В пять часов утра, после самых тщательных поисков, причем младшие дети шести и семи лет были подняты жандармами с постелей для осмотра их матрацев и подушек, полковник обратился к сыновьям:
– Проститесь с родителями – вы поедете со мной!
С рыданием обняли мы своих детей. Они были бледны, но спокойны. Полковник расшаркался, дверь отворилась, он пропустил их вперед, за ним двинулась вся свора, и… детей наших не стало!..
С тоской прошлась я по комнатам: все было сдвинуто с места, опрокинуто, скатерти сброшены со столов, диванные подушки распороты; везде были пятна грязных ног, мокрых следов… Не верилось, что это наш такой мирный и уютный до сих пор домашний очаг! Я взглянула на мужа и испугалась: смертельно бледный, он судорожно хватался за грудь – ему не хватало воздуха! Поспешно уложив его в постель, я послала за доктором.
Ночь прошла, муж заснул, но я не могла успокоиться… Где теперь мои дети? Что ждет их? Но к чувству скорби примешивалось и чувство глубокого негодования против совершенного насилия… Если виновны были наши сыновья, то мы с мужем ни в чем не были замешаны, почему же и за что было нам нанесено такое оскорбление? Если, по словам полковника, их арестовали по телеграмме из Петербурга, то почему же и не обыскали на месте или даже в вагоне? Почему дали им приехать домой, чтобы затем ворваться в мирное жилище, среди ночи поднять весь дом на ноги и встревожить лиц, ни к чему не причастных? Если эти протесты должны были быть рассматриваемы как преступление, то почему не отобрали их ранее, чем сыновья наши переступили порог родительского дома? Волнуемая душившим меня негодованием, я ушла в свою комнату и, написав в один присест письмо с жалобой на это насилие генерал-губернатору, я приклеила марку и сама бросила письмо в ящик.
В то время генерал-губернатором Западного края был князь Имеретинский; один из наиболее гуманных правителей этого несчастного края, несчастного потому, что целый ряд генерал-губернаторов, из которых на первые места надо поставить генералов Гурко, а впоследствии Черткова, проводили идею русификации совершенно аракчеевскими приемами. Одна национальность «русский» давала массу привилегий и ставила лицо превыше закона. За двадцать лет жизни в крае мы с мужем всего насмотрелись: насилие, грубые приемы, окрики, кулаки – все было дозволено русским, все пускалось в ход. Не раз муж мой, возвратясь со службы, с негодованием рассказывал о неслыханном произволе полиции, против которой никакой управы не было, и приводил такие факты, от которых становилось стыдно, что сам русский! При князе Имеретинском впервые для поляков наступило нечто похожее на снисходительность и внимание к национальным нуждам. Князь принимал поляков охотно, толковал с ними и мало-помалу допускал некоторые облегчения. Так, разрешено было в учебных заведениях молиться на родном языке, перестали преследовать учащихся, говоривших во время рекреации между собою по-польски, и т. д.

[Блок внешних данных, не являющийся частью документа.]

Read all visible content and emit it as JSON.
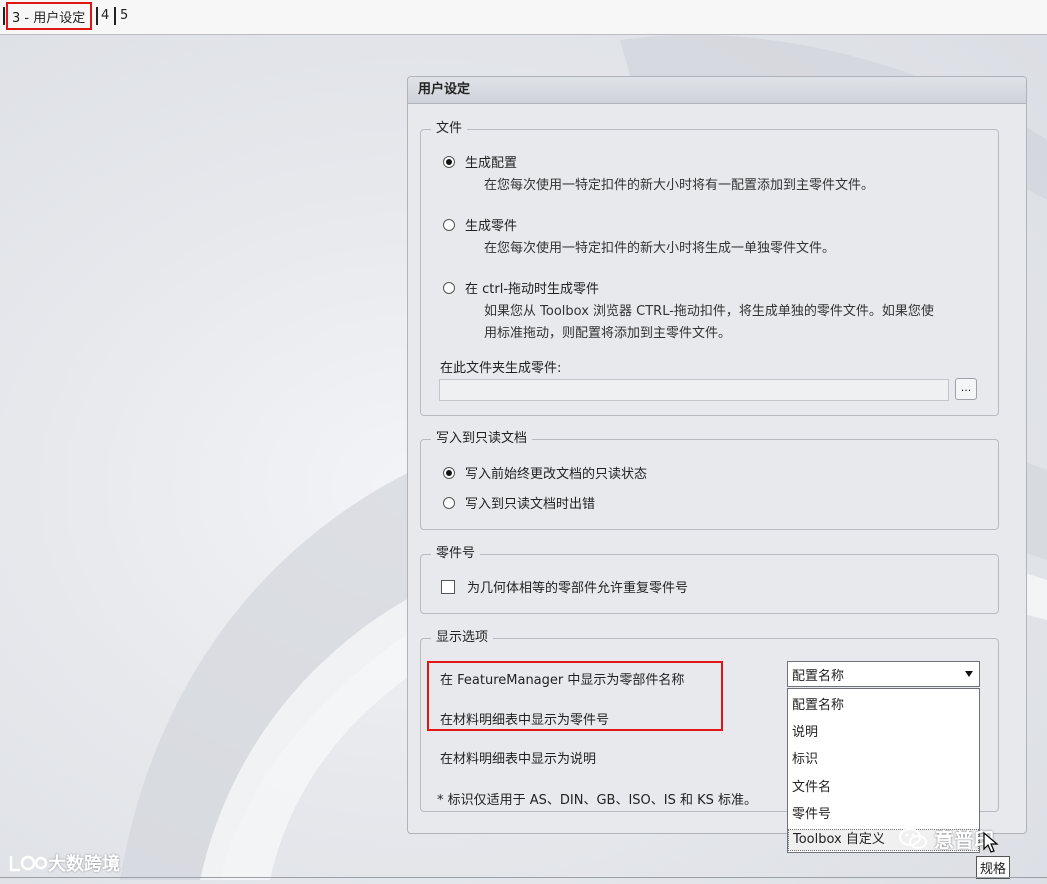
{
  "tabs": {
    "active_label": "3 - 用户设定",
    "tab4_label": "4",
    "tab5_label": "5"
  },
  "panel": {
    "title": "用户设定",
    "file_group": {
      "title": "文件",
      "options": [
        {
          "label": "生成配置",
          "desc": "在您每次使用一特定扣件的新大小时将有一配置添加到主零件文件。",
          "selected": true
        },
        {
          "label": "生成零件",
          "desc": "在您每次使用一特定扣件的新大小时将生成一单独零件文件。",
          "selected": false
        },
        {
          "label": "在 ctrl-拖动时生成零件",
          "desc_line1": "如果您从 Toolbox 浏览器 CTRL-拖动扣件，将生成单独的零件文件。如果您使",
          "desc_line2": "用标准拖动，则配置将添加到主零件文件。",
          "selected": false
        }
      ],
      "folder_label": "在此文件夹生成零件:",
      "folder_value": "",
      "browse_label": "..."
    },
    "readonly_group": {
      "title": "写入到只读文档",
      "options": [
        {
          "label": "写入前始终更改文档的只读状态",
          "selected": true
        },
        {
          "label": "写入到只读文档时出错",
          "selected": false
        }
      ]
    },
    "partno_group": {
      "title": "零件号",
      "checkbox_label": "为几何体相等的零部件允许重复零件号",
      "checked": false
    },
    "display_group": {
      "title": "显示选项",
      "rows": [
        "在 FeatureManager 中显示为零部件名称",
        "在材料明细表中显示为零件号",
        "在材料明细表中显示为说明"
      ],
      "note": "* 标识仅适用于 AS、DIN、GB、ISO、IS 和 KS 标准。",
      "combo_value": "配置名称",
      "dropdown_options": [
        "配置名称",
        "说明",
        "标识",
        "文件名",
        "零件号",
        "Toolbox 自定义"
      ]
    }
  },
  "watermarks": {
    "left": "大数跨境",
    "right": "意普印"
  },
  "tooltip": "规格",
  "colors": {
    "highlight": "#e01616",
    "panel_bg": "#e7e9ed"
  }
}
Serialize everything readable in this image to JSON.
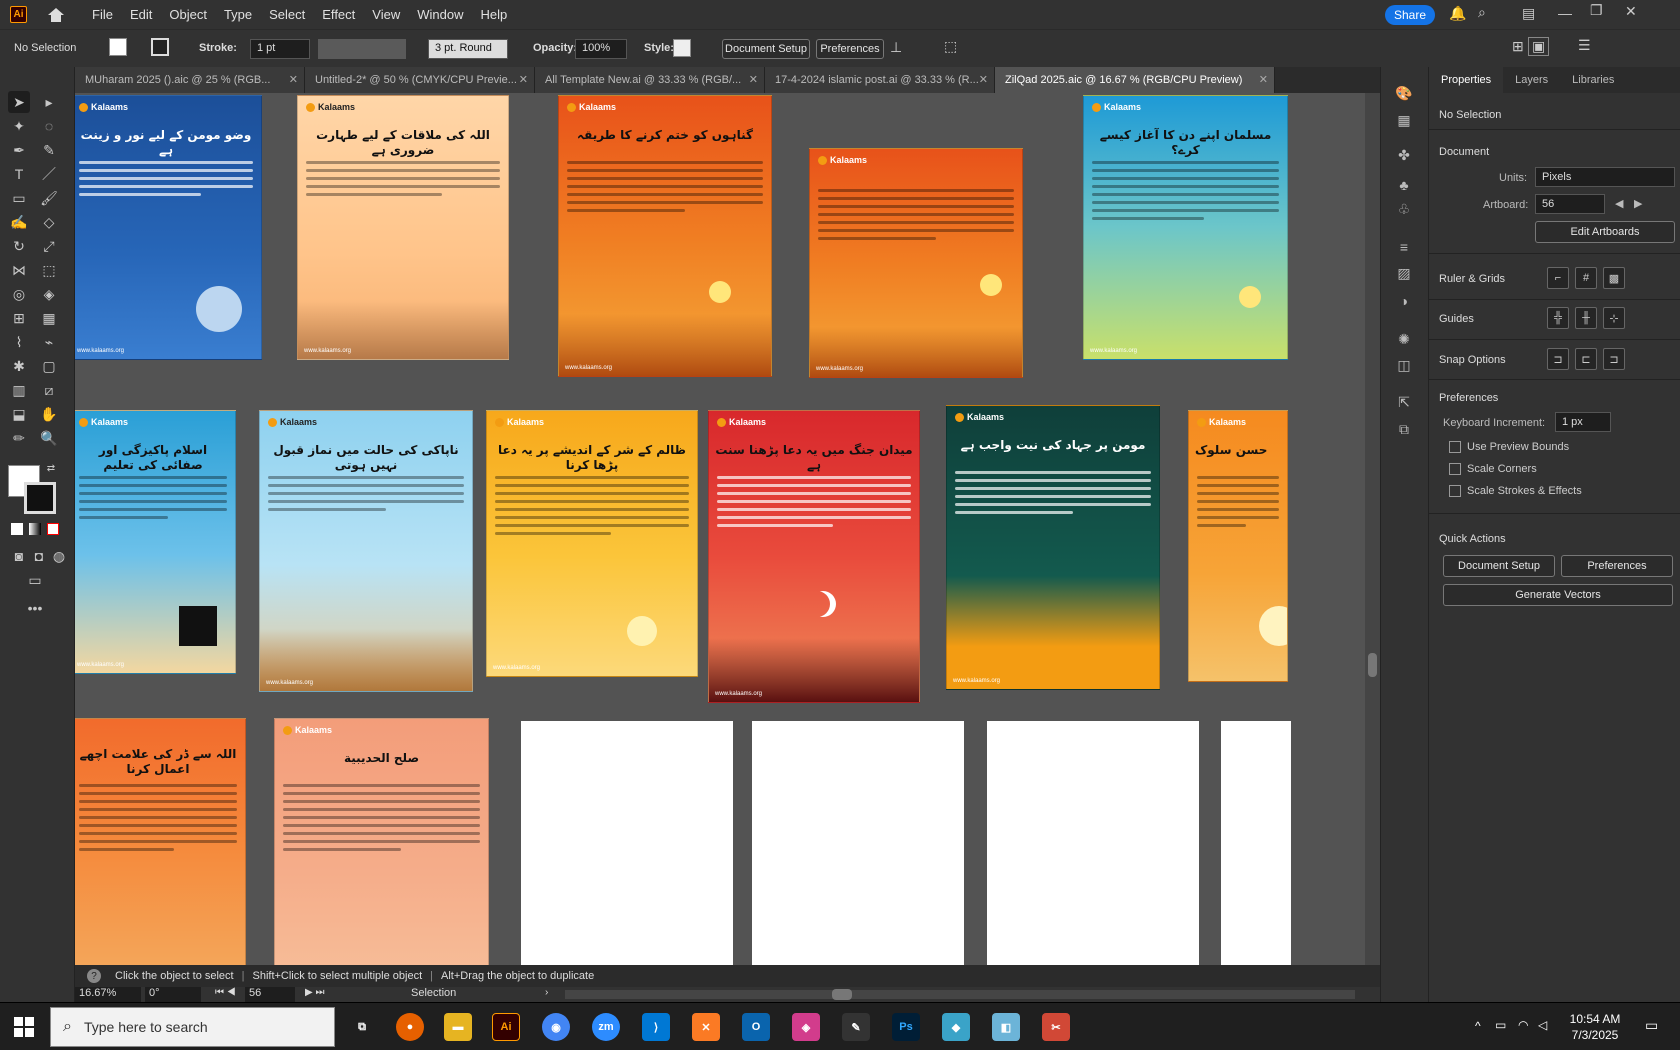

Вот почему я и обратилась к нему с письмом по поводу произведенного в нашем доме обыска. Будь это позднее, например, при генерале Черткове, мне и в голову бы не пришло протестовать, так как тогда произвол только поощрялся.
В письме моем я описывала происшедшее и обращалась к князю с вопросом, что происходит на чердаках и в подвалах, если подобное насилие возможно в доме правительственного чиновника?
К чести князя Имеретинского, надо сказать, что он не оставил моего письма без внимания. Он потребовал к себе прокурора палаты и жандармского генерала для объяснений и прислал к нам своего адъютанта с выражением сожаления о случившемся, и не прошло трех дней, как наши сыновья были выпущены из цитадели и возвращены нам.
Праздники мы провели вместе и старались отдохнуть от пережитых волнений. Но этот обыск и арест не остались без следа в юных сердцах моих детей: все подробности обыска постоянно служили предметом их бесед, и глаза их загорались враждою к произволу, допускающему постановку памятника ненавистному целому населению человеку и не допускающему ни малейшего протеста по этому поводу.
Возмущались сыновья наши, а мы с мужем и не пытались удерживать их: факты были налицо, и сказать нам было нечего. С грустью проводили мы их в Петербург: по настроению их было видно, что они на этом не остановятся.
И действительно, не прошло и двух месяцев, как в феврале 1898 года мы получили от младшего сына известие, что старший арестован. Я выехала в Петербург.
Я была совершенно незнакома с тем миром, вращаться в котором мне было отныне суждено: тюрьма, штыки, солдаты, жандармы были для меня понятиями отвлеченными, известными лишь по наименованию. Поэтому, приехав в Петербург, я по неопытности потеряла много времени: если я обращалась в охранное отделение, то меня посылали в жандармское управление; отсюда направляли опять в только что покинутую охрану. Здесь советовали обратиться к жандармскому генералу. Тут я узнавала, что он принимает посетителей не иначе как в назначенные дни и часы. При тревожном моем состоянии это было сущей пыткой. Наконец я, как жена юриста, решилась обратиться к прокурору палаты. Был ли он мягче жандармов, или горе мое на него подействовало, но я вышла от него с разрешением свидания с сыном. Вообще я тогда еще впервые ознакомилась с главною особенностью деятельности жандармов: обставлять дело, хотя бы оно выеденного яйца не стоило, необычайной таинственностью и в тысячу раз преувеличивать его серьезность и значение. Когда жандармы говорят с родителями политиков, то они всегда сулят каторгу и смертную казнь и в лучшем случае – Восточную Сибирь.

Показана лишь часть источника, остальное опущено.